Tackling a review of a work in progress can, at the best of times, be a tricky task. On the one hand you can form a clear impression of what the developers are trying to achieve just be playing an unfinished version of the game. On the other hand, any observations you might have could well be redundant by the time the finished product rolls off the assembly line. With that caveat in mind, I none the less relished the opportunity to take a crack at Snooker Nation Championship. The reasons for this was, as most of the best reasons are, purely selfish. The truth is that I’ve never played a real-world snooker game in my life and I was curious to find out how it compared to pool. A game that I’ve spent many hours in the bar trying my best to master.
Straight off the bat (or cue), Snooker Nation Championship exudes high production values. It’s clear that Cherry Pop Games have set high goals for this project with a sharp, clear interface that immediately invites you test your mettle in a championship career mode or online against other players from around the world. The offline tournament mode includes some six rounds, competing in the qualifiers through to the grand final held in the Snooker Nation Championship venue. The qualifiers themselves are no walk in the park and can take you the best part of a week to complete one round. It’s refreshing to discover that the players you’re pitted against boast various skill levels but, despite this, are still playable in that they make mistakes and misses just like real players do.

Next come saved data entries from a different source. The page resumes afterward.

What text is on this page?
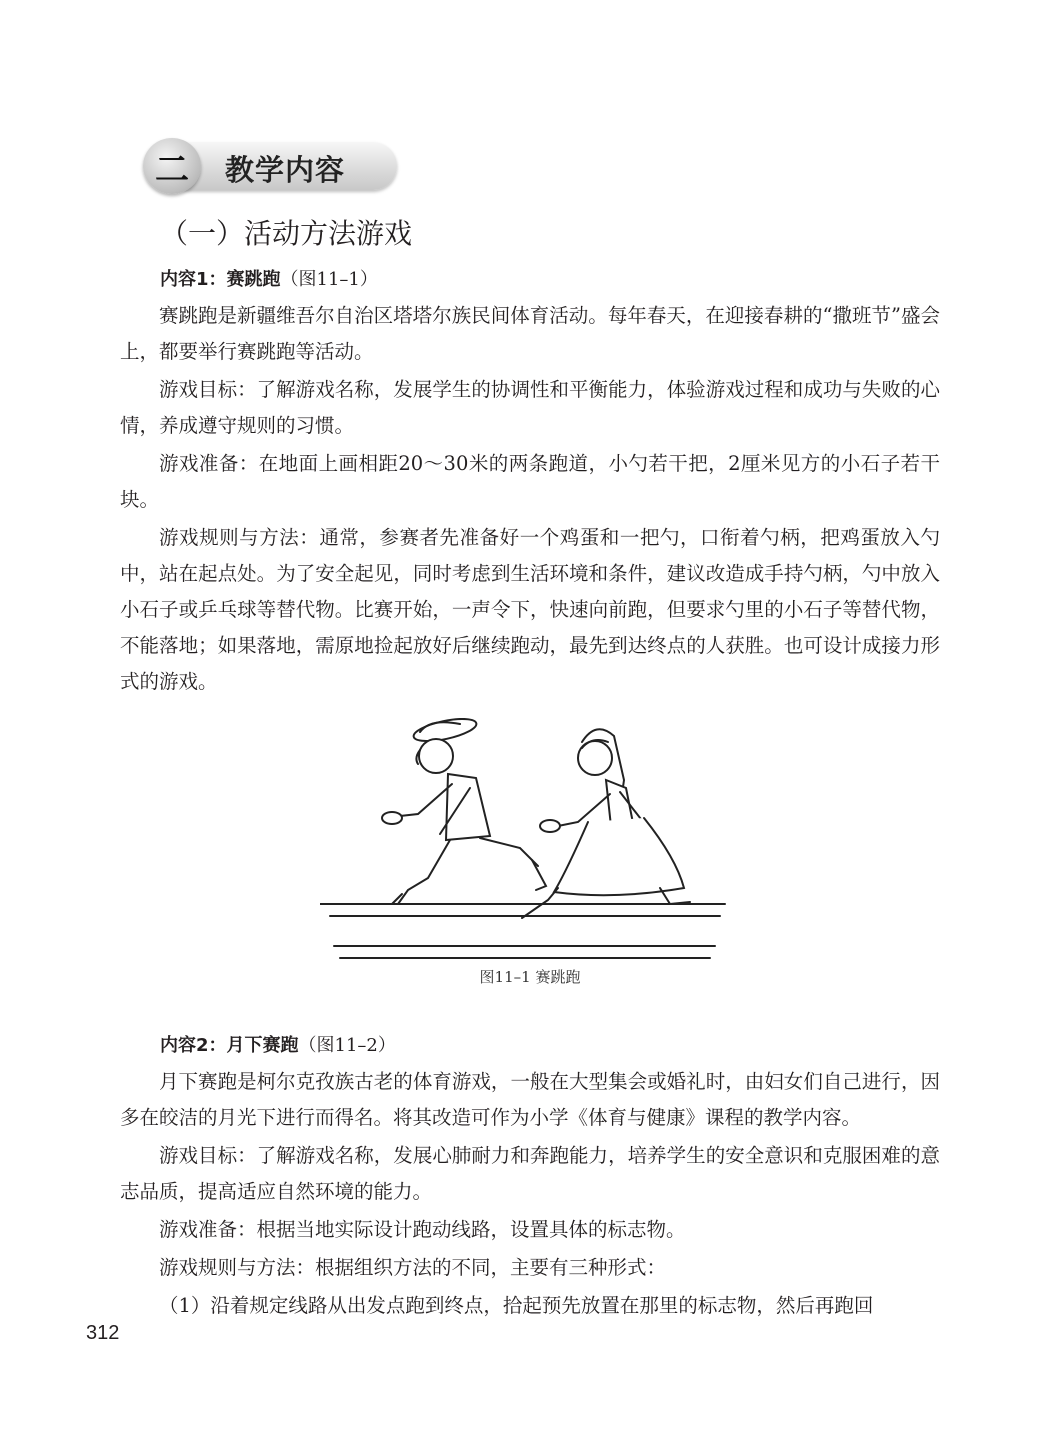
二	教学内容
（一）活动方法游戏

内容1：赛跳跑（图11–1）

赛跳跑是新疆维吾尔自治区塔塔尔族民间体育活动。每年春天，在迎接春耕的“撒班节”盛会上，都要举行赛跳跑等活动。

游戏目标：了解游戏名称，发展学生的协调性和平衡能力，体验游戏过程和成功与失败的心情，养成遵守规则的习惯。

游戏准备：在地面上画相距20～30米的两条跑道，小勺若干把，2厘米见方的小石子若干块。

游戏规则与方法：通常，参赛者先准备好一个鸡蛋和一把勺，口衔着勺柄，把鸡蛋放入勺中，站在起点处。为了安全起见，同时考虑到生活环境和条件，建议改造成手持勺柄，勺中放入小石子或乒乓球等替代物。比赛开始，一声令下，快速向前跑，但要求勺里的小石子等替代物，不能落地；如果落地，需原地捡起放好后继续跑动，最先到达终点的人获胜。也可设计成接力形式的游戏。

图11–1 赛跳跑

内容2：月下赛跑（图11–2）

月下赛跑是柯尔克孜族古老的体育游戏，一般在大型集会或婚礼时，由妇女们自己进行，因多在皎洁的月光下进行而得名。将其改造可作为小学《体育与健康》课程的教学内容。

游戏目标：了解游戏名称，发展心肺耐力和奔跑能力，培养学生的安全意识和克服困难的意志品质，提高适应自然环境的能力。

游戏准备：根据当地实际设计跑动线路，设置具体的标志物。

游戏规则与方法：根据组织方法的不同，主要有三种形式：

（1）沿着规定线路从出发点跑到终点，拾起预先放置在那里的标志物，然后再跑回

312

Graphically, Snooker Nation Championship is a visual treat easily on par with Pure Pool (another huge favourite of ours). The snooker tables are realised in sharp, bright colours and the halls that you play in are as close to the real thing that you can imagine.
As I noted earlier in my preamble, this is an unfinished version of the game. Yet even at this stage, Cherry Pop Games are definitely on track with the physics of the game. Planning your shot is a simple matter of gaging your trajectory, speed and spin. You can also press the ‘Y’ button on your controller for a top down view that will make plotting your course even easier. The balls themselves respond exactly in the way you’d expect real balls to behave. If you miss your shot you’re left with the feeling that it was your fault and not the games. Excellent.
In the audio department Snooker Nation Championship offers (at this stage at least) a pretty sparse menu. There is a sweeping score line once you start the game but most of the time you play in silence with the commentator occasionally admonishing the audience by asking for mobile phones to be turned off or to allow the players to concentrate. Ideally we’d like to hear a few mutterings from spectators and, dare we say it, a cheer now and then when we pull of a particularly impressive shot. Also when your opponent cancels the frame because you’ve pulled to far ahead, we’d like to hear something from the commentator or audience to mark the victory. At the moment the game snaps to a menu with just the score of the game for us to read.
Snooker Nation Championship also boasts an online mode where you can pit your skills against players from all over the world. At the time of this review, the online mode was pretty quiet. This should however improve once the game has been finished. All in all, Snooker Nation Championship is looking like a worthy sports sim for both seasoned players and newbies alike. We’re looking forward to getting our hands on the finished product.